O presidente da Câmara Municipal de Lisboa, Fernando Medina, admitiu que a questão da ilegalização do Chega venha eventualmente a colocar-se.

Fernando Medina disse, em entrevista ao Observador, não ter dúvidas sobre o carácter “xenófobo, racista e intolerante” do Chega e criticou o PSD pelo acordo feito com o partido.

Questionado sobre porque não houve um movimento para pedir ao Tribunal Constitucional que ilegalize o Chega, Medina disse não saber, mas admite que “essa questão venha a pôr-se”.

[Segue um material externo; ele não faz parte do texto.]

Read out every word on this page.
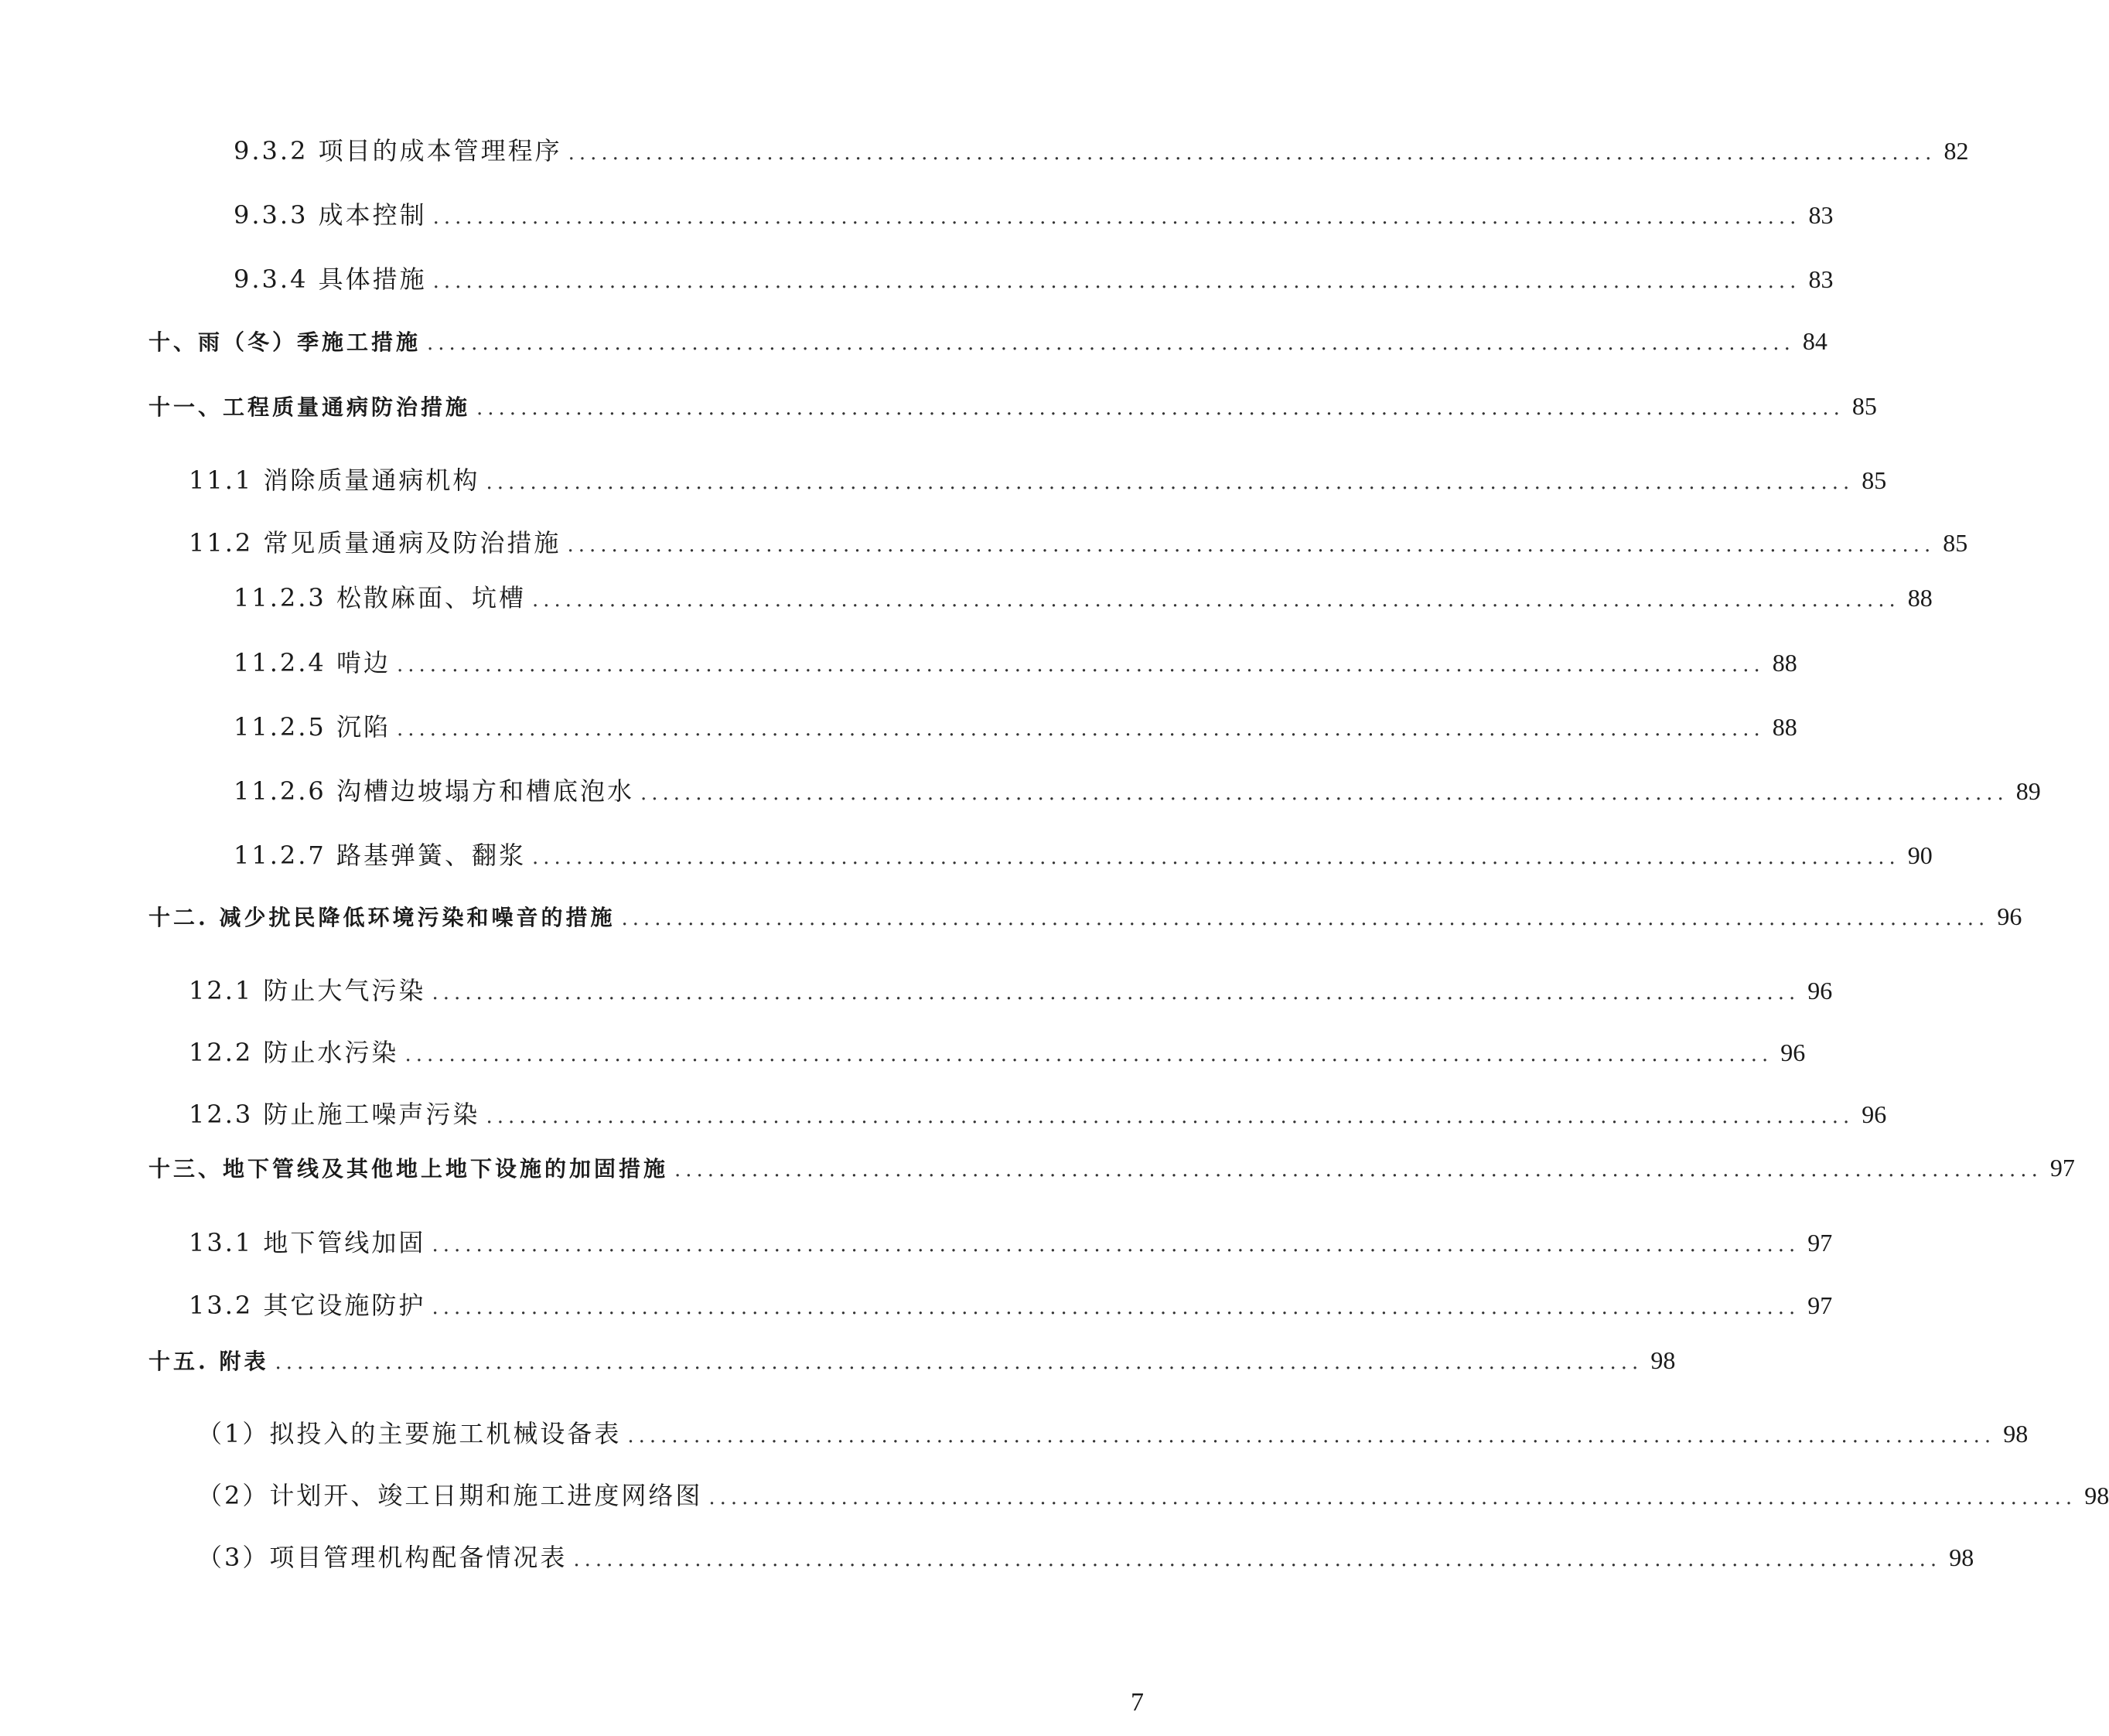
9.3.2 项目的成本管理程序 ............................................................................................................................ 82
9.3.3 成本控制 ............................................................................................................................ 83
9.3.4 具体措施 ............................................................................................................................ 83
十、雨（冬）季施工措施 ............................................................................................................................ 84
十一、工程质量通病防治措施 ............................................................................................................................ 85
11.1 消除质量通病机构 ............................................................................................................................ 85
11.2 常见质量通病及防治措施 ............................................................................................................................ 85
11.2.3 松散麻面、坑槽 ............................................................................................................................ 88
11.2.4 啃边 ............................................................................................................................ 88
11.2.5 沉陷 ............................................................................................................................ 88
11.2.6 沟槽边坡塌方和槽底泡水 ............................................................................................................................ 89
11.2.7 路基弹簧、翻浆 ............................................................................................................................ 90
十二. 减少扰民降低环境污染和噪音的措施 ............................................................................................................................ 96
12.1 防止大气污染 ............................................................................................................................ 96
12.2 防止水污染 ............................................................................................................................ 96
12.3 防止施工噪声污染 ............................................................................................................................ 96
十三、地下管线及其他地上地下设施的加固措施 ............................................................................................................................ 97
13.1 地下管线加固 ............................................................................................................................ 97
13.2 其它设施防护 ............................................................................................................................ 97
十五. 附表 ............................................................................................................................ 98
（1）拟投入的主要施工机械设备表 ............................................................................................................................ 98
（2）计划开、竣工日期和施工进度网络图 ............................................................................................................................ 98
（3）项目管理机构配备情况表 ............................................................................................................................ 98
7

No que depender de si, Medina afirmou que o Chega seria ilegalizado. “Aliás, nem vejo responsáveis da direção nacional do PSD a negar o que são elementos identitários do Chega porque eles fazem parte. Vemos movimentos de extrema direita, xenófoba racista e intolerante, que não são novos no nosso país”, atirou.

“Não vejo nenhum bom resultado que o PSD retire disto que não seja a sua fragilização”, atirou o autarca lisboeta. E vai mais longe ainda: “O que se traduziu para o plano nacional é uma legitimação completa do Chega”.

“No dia em que Governo do PS cair o que estará como alternativa será um governo liderado pela direita com o apoio do Chega”, disse ainda Fernando Medina, admitindo que o Governo atravessa um momento sensível.

Em relação às eleições nos Açores, o socialista defendeu as suas próprias cores e disse que preferia que o PS tivesse ganhado com maioria absoluta. “Além de não termos conseguido essa maioria, não existiram condições para uma maioria parlamentar à esquerda no quadro do Parlamento açoriano”, acrescentou.

O acordo com o Chega pode trazer consequências para o PSD e Medina admite mesmo que “é profundamente negativo para o país”. Ainda para mais, “integrou na normalização do debate político uma parte importantíssima do Chega que faz parte do elemento identitário que é contrária a valores fundamentais de direitos humanos, de tolerância, de vida em comunidade”.